Poco tiempo después de Malvinas, este joven se encerró en la calle. Se zambulló en ese submundo de cultura popular y olvidó su casi guerra. En vez de sujetar una tormenta, dejó que su cielo aclare. “Si yo sufrí -asiente- no quiero imaginarme ellos. Encima después la gente les daba vuelta la cara o, peor, ¡los señalaban con el dedo por haber perdido la guerra! Yo me acuerdo de eso. Pobrecitos”.

El payaso explica que el humor fue creado con el noble propósito de atenuar un poco lo inevitable: la tragedia de la vida, la tragedia de la muerte que finalmente vendrá; ¿hay un plan mejor que reír, mientras tanto?
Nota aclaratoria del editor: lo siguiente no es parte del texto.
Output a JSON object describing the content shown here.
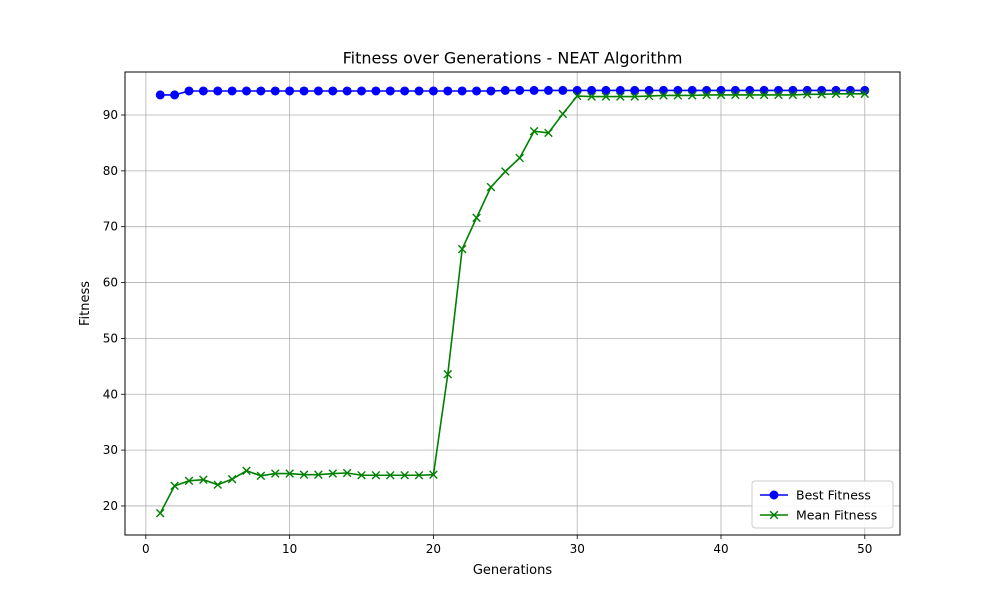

Él cree que no, y recita de memoria una poesía de Bukowski. “Es lo poco que podemos hacer, este pequeño coraje del conocimiento; y también está, por supuesto, la locura y el terror de saber que alguna parte tuya es como un reloj, al que no puede dársele cuerda una vez que se para. Pero ahora hay un tic tac bajo tu camisa, y revolvés los porotos con una cuchara. Un amor muerto, tus sentimientos hirviendo sobre la llama. Tragate esto”.